In het zuidwestelijk deel van het binnengebied worden percelen gebruikt voor de opslag van goederen. Dit gebruik is in tegenspraak met bestemming.
privatisering van de ruimte Doorheen de jaren zijn bestaande verbindingen in het plangebied afgesloten voor gebruik en geprivatiseerd. Ook onbestemde terreinen hebben op een niet-gecontroleerde wijze een aangepaste invulling gekregen, vb het gebruik ten oosten van de voetbalvelden.
beperkte en moeilijk leesbare toegangen De huidige toegangen en de verkeersafwikkeling van het binnengebied zijn ontoereikend om de extra mobiliteitsstroom die gegenereerd wordt door een sport- en recreatiecluster op te vangen.
Onafgewerkte achterkanten van de randbebouwing. De belevingswaarde vanuit het binnengebied naar de randen is niet aantrekkelijk.
5 Visie op de gewenste ruimtelijke ontwikkeling 5.1 Uitgangspunten Uit de analyse van de bestaande structuur en verschillende randvoorwaarden worden volgende uitgangspunten voor de ontwikkeling van het plangebied vooropgesteld:
Stedelijke sporthal als motor voor ontwikkelingen Het stadsbestuur wil de bouw van een stedelijke sporthal aanwenden om het sport- en recreatieaanbod in de polderdorpen te verbeteren.
Integreren van een sport- en recreatiecluster in de groene omgeving De op te richten sporthal en de bestaande voorzieningen binnen het plangebied hebben een ruimtelijke impact binnen de omgeving. Bij de uitbouw van een sport- en recreatiecluster wordt de mogelijk visuele hinder naar de woonomgeving zoveel mogelijk ingeperkt. Een goede landschappelijke buffering zal daarbij noodzakelijk zijn.
Structureren van het binnengebied Omwille van de visuele waarde en de belevingswaarde van het gebied moet het ongestructureerde karakter ervan aangepakt worden. De inplanting van de sporthal en de uitbouw van verschillende toegangen zullen hierbij structurerend werken.
Synergie tussen verschillende functies De verschillende sport- en recreatieactiviteiten hebben allen nood aan een zekere infrastructuur. Er wordt onderzocht in welke mate deze infrastructuren op elkaar kunnen worden afgestemd en in de mate van het mogelijke gedeeld kunnen worden. Een mogelijke meerwaarde ligt in een rationeler ruimtegebruik door het samen gebruiken van bepaalde voorzieningen.

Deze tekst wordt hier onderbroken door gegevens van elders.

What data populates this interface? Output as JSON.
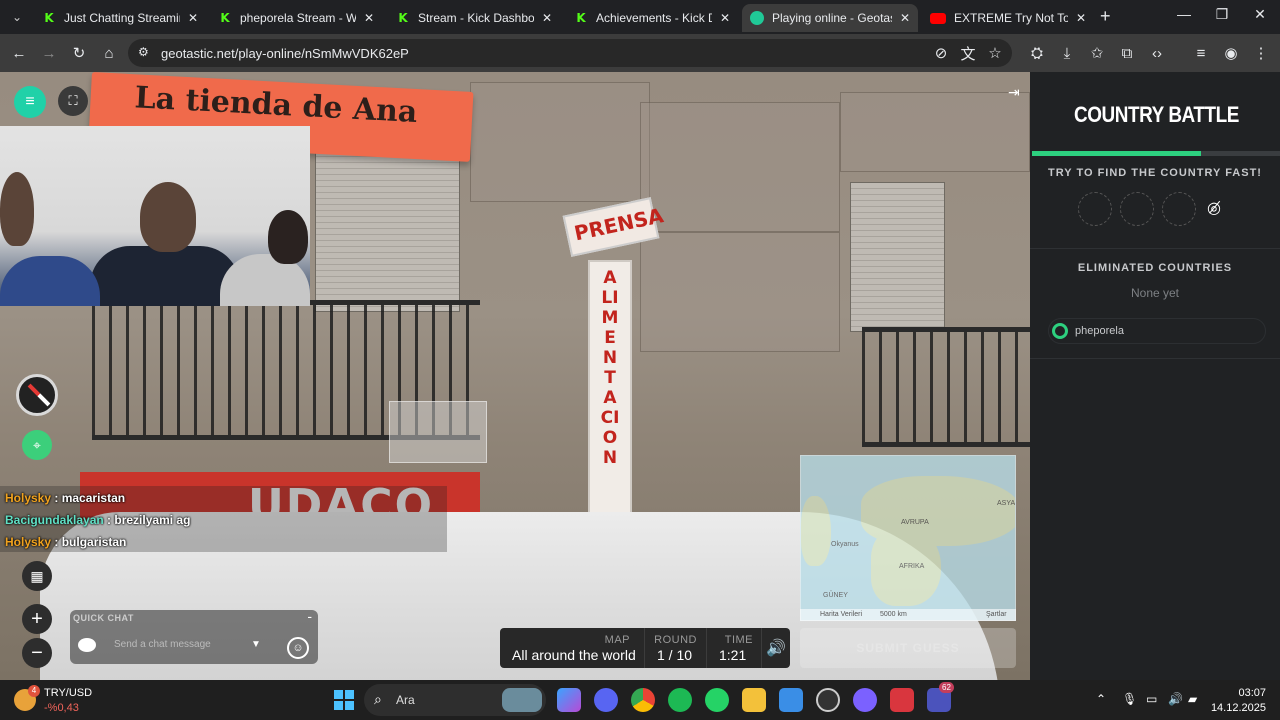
{
  "browser": {
    "tabs": [
      {
        "title": "Just Chatting Streaming - I",
        "icon": "kick-icon",
        "active": false
      },
      {
        "title": "pheporela Stream - Watch",
        "icon": "kick-icon",
        "active": false
      },
      {
        "title": "Stream - Kick Dashboard",
        "icon": "kick-icon",
        "active": false
      },
      {
        "title": "Achievements - Kick Dashb",
        "icon": "kick-icon",
        "active": false
      },
      {
        "title": "Playing online - Geotastic",
        "icon": "geotastic-icon",
        "active": true
      },
      {
        "title": "EXTREME Try Not To Laugh",
        "icon": "youtube-icon",
        "active": false
      }
    ],
    "url": "geotastic.net/play-online/nSmMwVDK62eP"
  },
  "game": {
    "chat": [
      {
        "user": "Holysky",
        "message": ": macaristan",
        "color": "#f0a21e"
      },
      {
        "user": "Bacigundaklayan",
        "message": ": brezilyami ag",
        "color": "#5fe0c5"
      },
      {
        "user": "Holysky",
        "message": ": bulgaristan",
        "color": "#f0a21e"
      }
    ],
    "quick_chat": {
      "title": "QUICK CHAT",
      "placeholder": "Send a chat message"
    },
    "hud": {
      "map_label": "MAP",
      "map_value": "All around the world",
      "round_label": "ROUND",
      "round_value": "1 / 10",
      "time_label": "TIME",
      "time_value": "1:21"
    },
    "minimap": {
      "labels": [
        "AVRUPA",
        "ASYA",
        "AFRIKA",
        "GÜNEY",
        "Okyanus"
      ],
      "footer": [
        "Harita Verileri",
        "5000 km",
        "Şartlar"
      ]
    },
    "submit_label": "SUBMIT GUESS",
    "scene": {
      "shop_sign": "La tienda de Ana",
      "prensa": "PRENSA",
      "alimentacion": "ALIMENTACION",
      "udaco": "UDACO"
    }
  },
  "panel": {
    "logo": "COUNTRY BATTLE",
    "progress": 0.68,
    "prompt": "TRY TO FIND THE COUNTRY FAST!",
    "eliminated_title": "ELIMINATED COUNTRIES",
    "none_yet": "None yet",
    "player": "pheporela",
    "accent": "#2dd07f"
  },
  "taskbar": {
    "weather_badge": "4",
    "ticker": "TRY/USD",
    "change": "-%0,43",
    "search": "Ara",
    "teams_badge": "62",
    "time": "03:07",
    "date": "14.12.2025"
  }
}
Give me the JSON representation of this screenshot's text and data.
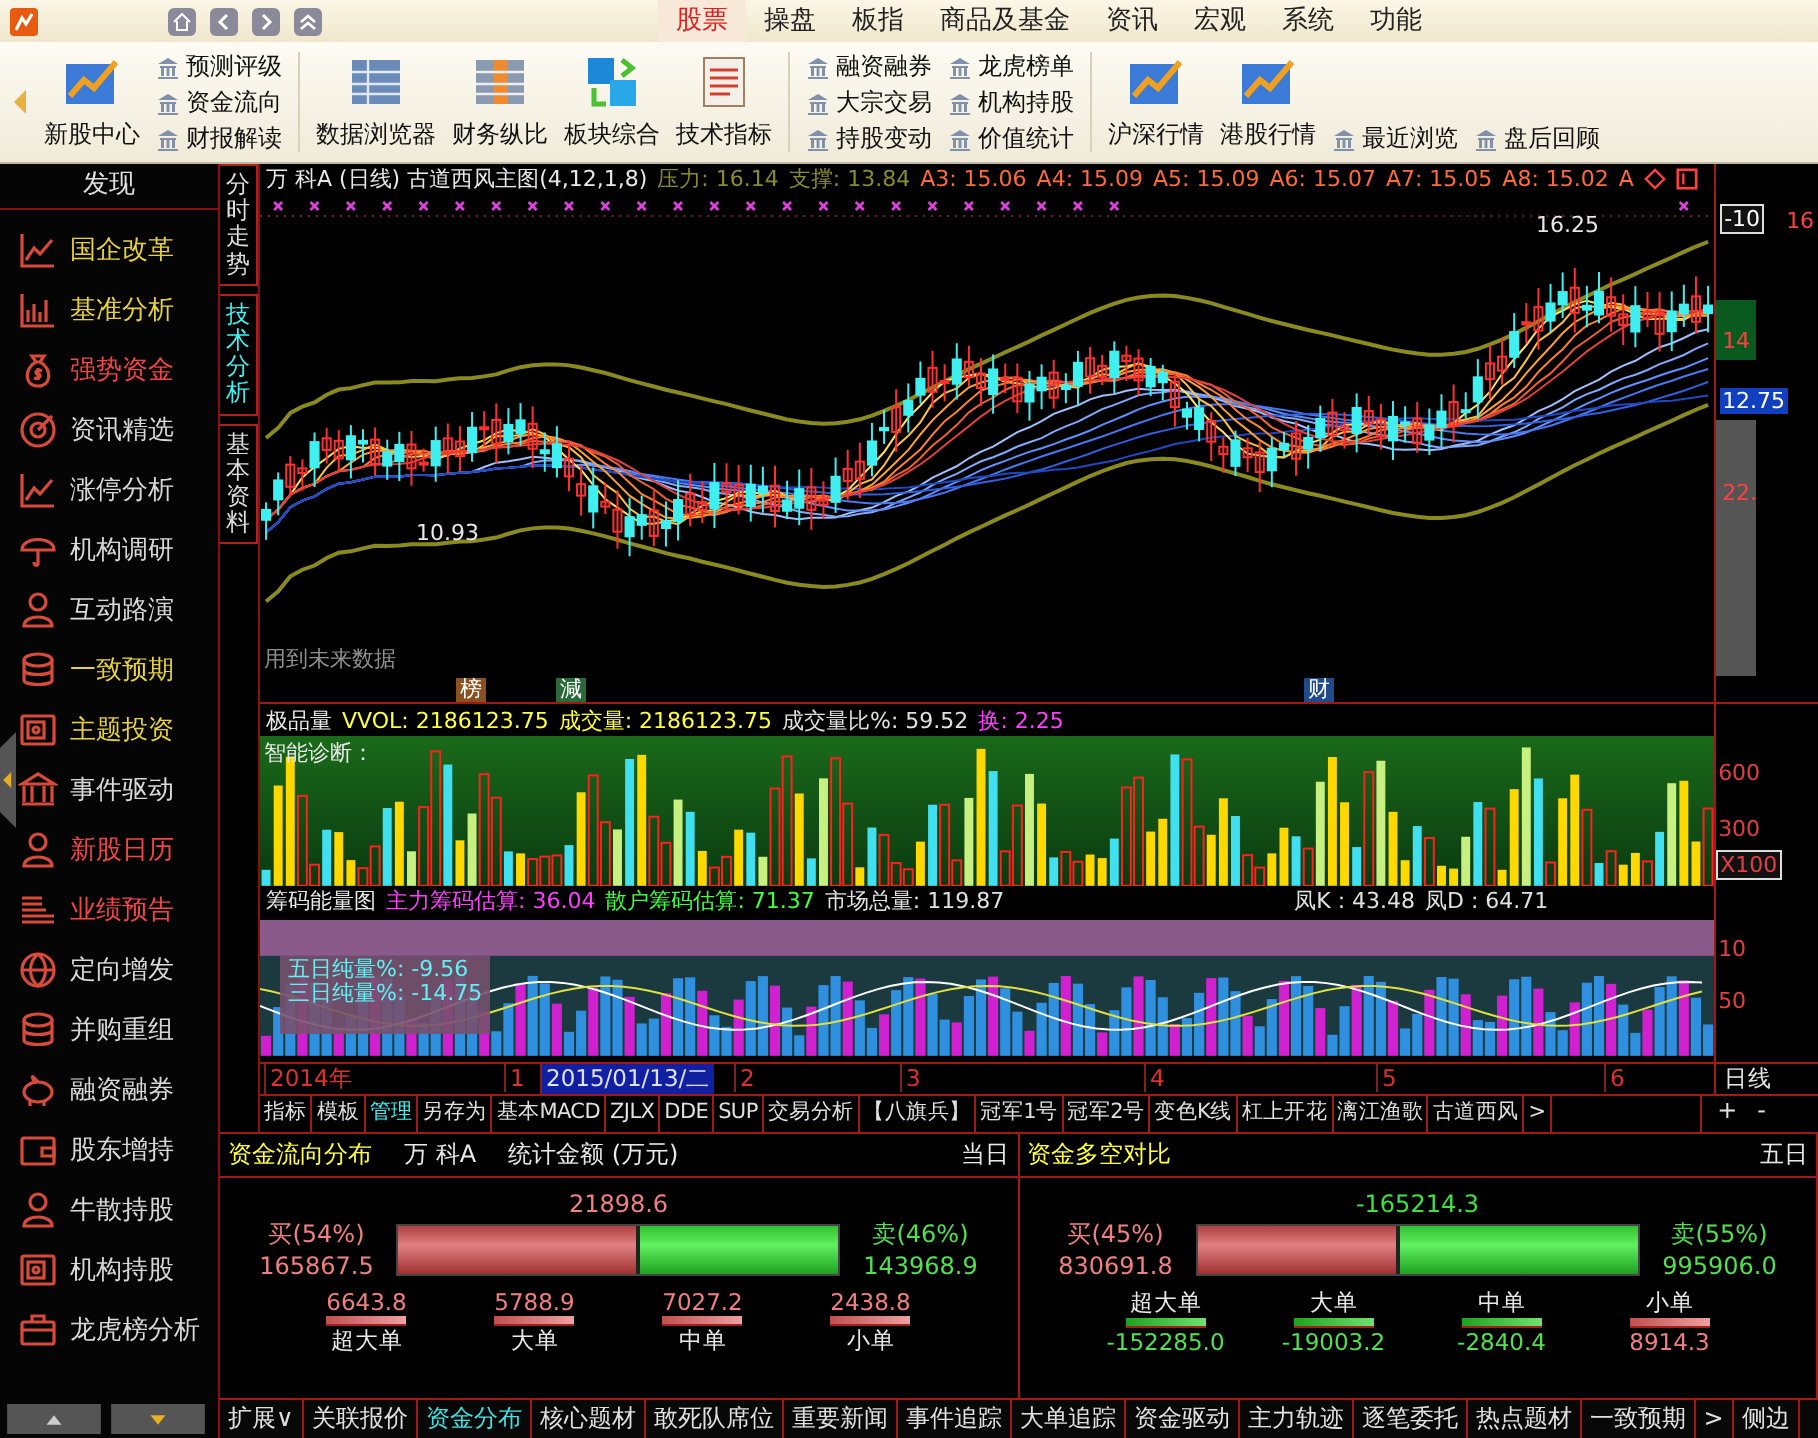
{
  "menu": {
    "items": [
      {
        "label": "股票",
        "selected": true
      },
      {
        "label": "操盘",
        "selected": false
      },
      {
        "label": "板指",
        "selected": false
      },
      {
        "label": "商品及基金",
        "selected": false
      },
      {
        "label": "资讯",
        "selected": false
      },
      {
        "label": "宏观",
        "selected": false
      },
      {
        "label": "系统",
        "selected": false
      },
      {
        "label": "功能",
        "selected": false
      }
    ]
  },
  "toolbar": {
    "items": [
      {
        "kind": "large",
        "label": "新股中心"
      },
      {
        "kind": "links",
        "links": [
          "预测评级",
          "资金流向",
          "财报解读"
        ]
      },
      {
        "kind": "large",
        "label": "数据浏览器"
      },
      {
        "kind": "large",
        "label": "财务纵比"
      },
      {
        "kind": "large",
        "label": "板块综合"
      },
      {
        "kind": "large",
        "label": "技术指标"
      },
      {
        "kind": "links",
        "links": [
          "融资融券",
          "大宗交易",
          "持股变动"
        ]
      },
      {
        "kind": "links",
        "links": [
          "龙虎榜单",
          "机构持股",
          "价值统计"
        ]
      },
      {
        "kind": "large",
        "label": "沪深行情"
      },
      {
        "kind": "large",
        "label": "港股行情"
      },
      {
        "kind": "links",
        "links": [
          "最近浏览"
        ]
      },
      {
        "kind": "links",
        "links": [
          "盘后回顾"
        ]
      }
    ]
  },
  "sidebar": {
    "title": "发现",
    "items": [
      {
        "label": "国企改革",
        "color": "#e6d23c"
      },
      {
        "label": "基准分析",
        "color": "#e6d23c"
      },
      {
        "label": "强势资金",
        "color": "#f04646"
      },
      {
        "label": "资讯精选",
        "color": "#d8d8d8"
      },
      {
        "label": "涨停分析",
        "color": "#d8d8d8"
      },
      {
        "label": "机构调研",
        "color": "#d8d8d8"
      },
      {
        "label": "互动路演",
        "color": "#d8d8d8"
      },
      {
        "label": "一致预期",
        "color": "#e6d23c"
      },
      {
        "label": "主题投资",
        "color": "#e6d23c"
      },
      {
        "label": "事件驱动",
        "color": "#d8d8d8"
      },
      {
        "label": "新股日历",
        "color": "#f04646"
      },
      {
        "label": "业绩预告",
        "color": "#f04646"
      },
      {
        "label": "定向增发",
        "color": "#d8d8d8"
      },
      {
        "label": "并购重组",
        "color": "#d8d8d8"
      },
      {
        "label": "融资融券",
        "color": "#d8d8d8"
      },
      {
        "label": "股东增持",
        "color": "#d8d8d8"
      },
      {
        "label": "牛散持股",
        "color": "#d8d8d8"
      },
      {
        "label": "机构持股",
        "color": "#d8d8d8"
      },
      {
        "label": "龙虎榜分析",
        "color": "#d8d8d8"
      }
    ]
  },
  "view_tabs": [
    {
      "label": "分时走势",
      "selected": false
    },
    {
      "label": "技术分析",
      "selected": true
    },
    {
      "label": "基本资料",
      "selected": false
    }
  ],
  "main_chart": {
    "title": "万  科A (日线) 古道西风主图(4,12,1,8)",
    "indicators": [
      {
        "kind": "band",
        "label": "压力: 16.14"
      },
      {
        "kind": "band",
        "label": "支撑: 13.84"
      },
      {
        "kind": "average",
        "label": "A3: 15.06"
      },
      {
        "kind": "average",
        "label": "A4: 15.09"
      },
      {
        "kind": "average",
        "label": "A5: 15.09"
      },
      {
        "kind": "average",
        "label": "A6: 15.07"
      },
      {
        "kind": "average",
        "label": "A7: 15.05"
      },
      {
        "kind": "average",
        "label": "A8: 15.02"
      },
      {
        "kind": "average",
        "label": "A"
      }
    ],
    "high_label": "16.25",
    "low_label": "10.93",
    "note": "用到未来数据",
    "axis_labels": [
      "-10",
      "16",
      "14",
      "12.75",
      "22."
    ],
    "markers": [
      "榜",
      "減",
      "财"
    ]
  },
  "volume_chart": {
    "name": "极品量",
    "readings": [
      {
        "kind": "yellow",
        "label": "VVOL: 2186123.75"
      },
      {
        "kind": "yellow",
        "label": "成交量: 2186123.75"
      },
      {
        "kind": "white",
        "label": "成交量比%: 59.52"
      },
      {
        "kind": "magenta",
        "label": "换: 2.25"
      }
    ],
    "panel_title": "智能诊断：",
    "axis_labels": [
      "600",
      "300",
      "X100"
    ]
  },
  "chip_chart": {
    "name": "筹码能量图",
    "readings": [
      {
        "kind": "magenta",
        "label": "主力筹码估算: 36.04"
      },
      {
        "kind": "green",
        "label": "散户筹码估算: 71.37"
      },
      {
        "kind": "white",
        "label": "市场总量: 119.87"
      },
      {
        "kind": "white",
        "label": "凤K : 43.48"
      },
      {
        "kind": "white",
        "label": "凤D : 64.71"
      }
    ],
    "overlay": [
      "五日纯量%: -9.56",
      "三日纯量%: -14.75"
    ],
    "axis_labels": [
      "10",
      "50"
    ]
  },
  "date_axis": {
    "labels": [
      {
        "label": "2014年",
        "selected": false
      },
      {
        "label": "1",
        "selected": false
      },
      {
        "label": "2015/01/13/二",
        "selected": true
      },
      {
        "label": "2",
        "selected": false
      },
      {
        "label": "3",
        "selected": false
      },
      {
        "label": "4",
        "selected": false
      },
      {
        "label": "5",
        "selected": false
      },
      {
        "label": "6",
        "selected": false
      }
    ],
    "period": "日线"
  },
  "indicator_tabs": {
    "items": [
      {
        "label": "指标",
        "selected": false
      },
      {
        "label": "模板",
        "selected": false
      },
      {
        "label": "管理",
        "selected": true
      },
      {
        "label": "另存为",
        "selected": false
      },
      {
        "label": "基本MACD",
        "selected": false
      },
      {
        "label": "ZJLX",
        "selected": false
      },
      {
        "label": "DDE",
        "selected": false
      },
      {
        "label": "SUP",
        "selected": false
      },
      {
        "label": "交易分析",
        "selected": false
      },
      {
        "label": "【八旗兵】",
        "selected": false
      },
      {
        "label": "冠军1号",
        "selected": false
      },
      {
        "label": "冠军2号",
        "selected": false
      },
      {
        "label": "变色K线",
        "selected": false
      },
      {
        "label": "杠上开花",
        "selected": false
      },
      {
        "label": "漓江渔歌",
        "selected": false
      },
      {
        "label": "古道西风",
        "selected": false
      },
      {
        "label": ">",
        "selected": false
      }
    ],
    "zoom": [
      "+",
      "-"
    ]
  },
  "panels": [
    {
      "kind": "distribution",
      "title": "资金流向分布",
      "stock": "万  科A",
      "unit": "统计金额 (万元)",
      "period": "当日",
      "total": "21898.6",
      "buy_label": "买(54%)",
      "buy_value": "165867.5",
      "sell_label": "卖(46%)",
      "sell_value": "143968.9",
      "level": 0.54,
      "orders": [
        {
          "label": "超大单",
          "value": "6643.8"
        },
        {
          "label": "大单",
          "value": "5788.9"
        },
        {
          "label": "中单",
          "value": "7027.2"
        },
        {
          "label": "小单",
          "value": "2438.8"
        }
      ]
    },
    {
      "kind": "comparison",
      "title": "资金多空对比",
      "period": "五日",
      "total": "-165214.3",
      "buy_label": "买(45%)",
      "buy_value": "830691.8",
      "sell_label": "卖(55%)",
      "sell_value": "995906.0",
      "level": 0.45,
      "orders": [
        {
          "label": "超大单",
          "value": "-152285.0"
        },
        {
          "label": "大单",
          "value": "-19003.2"
        },
        {
          "label": "中单",
          "value": "-2840.4"
        },
        {
          "label": "小单",
          "value": "8914.3"
        }
      ]
    }
  ],
  "bottom_tabs": [
    {
      "label": "扩展∨",
      "selected": false
    },
    {
      "label": "关联报价",
      "selected": false
    },
    {
      "label": "资金分布",
      "selected": true
    },
    {
      "label": "核心题材",
      "selected": false
    },
    {
      "label": "敢死队席位",
      "selected": false
    },
    {
      "label": "重要新闻",
      "selected": false
    },
    {
      "label": "事件追踪",
      "selected": false
    },
    {
      "label": "大单追踪",
      "selected": false
    },
    {
      "label": "资金驱动",
      "selected": false
    },
    {
      "label": "主力轨迹",
      "selected": false
    },
    {
      "label": "逐笔委托",
      "selected": false
    },
    {
      "label": "热点题材",
      "selected": false
    },
    {
      "label": "一致预期",
      "selected": false
    },
    {
      "label": ">",
      "selected": false
    },
    {
      "label": "侧边",
      "selected": false
    }
  ]
}
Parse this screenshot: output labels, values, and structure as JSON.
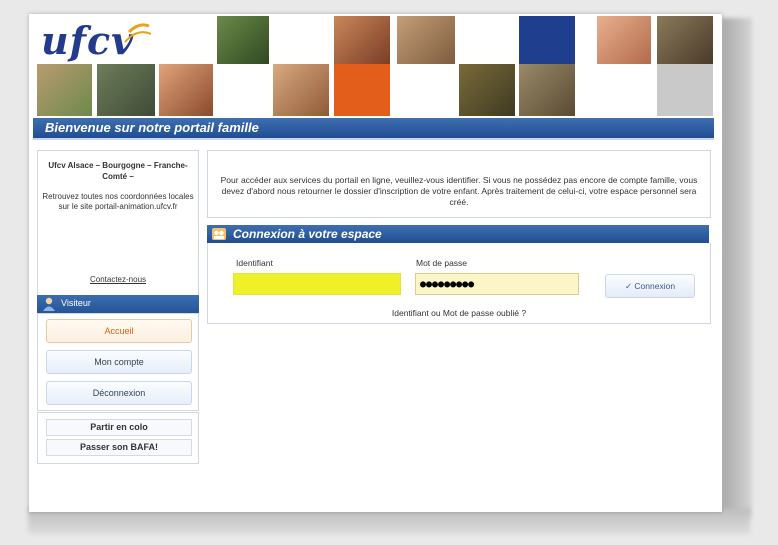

Rekening houden met het historisch-morfologisch weefsel Dit gebeurt door het weefsel als basisonderlegger voor de ontwerpopties te nemen. 5.2 Visie op de gewenste ruimtelijke ontwikkeling Het gebied wordt uitgebouwd als een sport- en recreatiecluster voor het district. De zone sluit aan op het woonweefsel van Berendrecht en is vlot bereikbaar vanuit Zandvliet. De cluster kan fungeren als 'schakel' tussen de twee dorpskernen en daarmee een aantrekkelijke en toegankelijke ontmoetingsruimte vormen die zowel sociaal als recreatief een rol vervult voor de hele omgeving.
De uitbouw van de cluster zorgt tegelijk voor het bestendigen van enkele zonevreemde functies binnen het gebied. Hoewel deze functies al jaren zijn verweven binnen het bestaande weefsel is het karakter ervan niet duurzaam. Door een BPA op te maken voor het gebied krijgen de verschillende functies een permanente basis en kan het gebied op een degelijke wijze uitgebouwd worden. Dit geldt zowel voor de sport- en recreatievoorzieningen als voor de schoolgebouwen die er zich in bevinden.
De inplanting van de sporthal is voorzien in het noordelijk gedeelte van het gebied langs de Zandweg. Deze locatie biedt nog voldoende ruimte om een dergelijke infrastructuur op te vangen en het biedt de mogelijkheid om binnen het bouwblok verbindingen vanuit de andere sport- en recreatievoorzieningen te realiseren. Dit komt de doorwaadbaarheid van het gebied ten goede en het vormt te aanzet naar de aanwezige verbindingen naar Zandvliet.
De verschillende paden binnen het gebied en de perceelsindeling zijn structurerende elementen en zullen als bouwstenen worden opgevat. De structurering van het gebied zal eraan worden opgehangen en moet ervoor zorgen dat de leesbaarheid van het gebied vergroot. De padenstructuur wordt afleesbaar gemaakt door het benadrukken van deze heldere lijnen door hagen en bomenrijen.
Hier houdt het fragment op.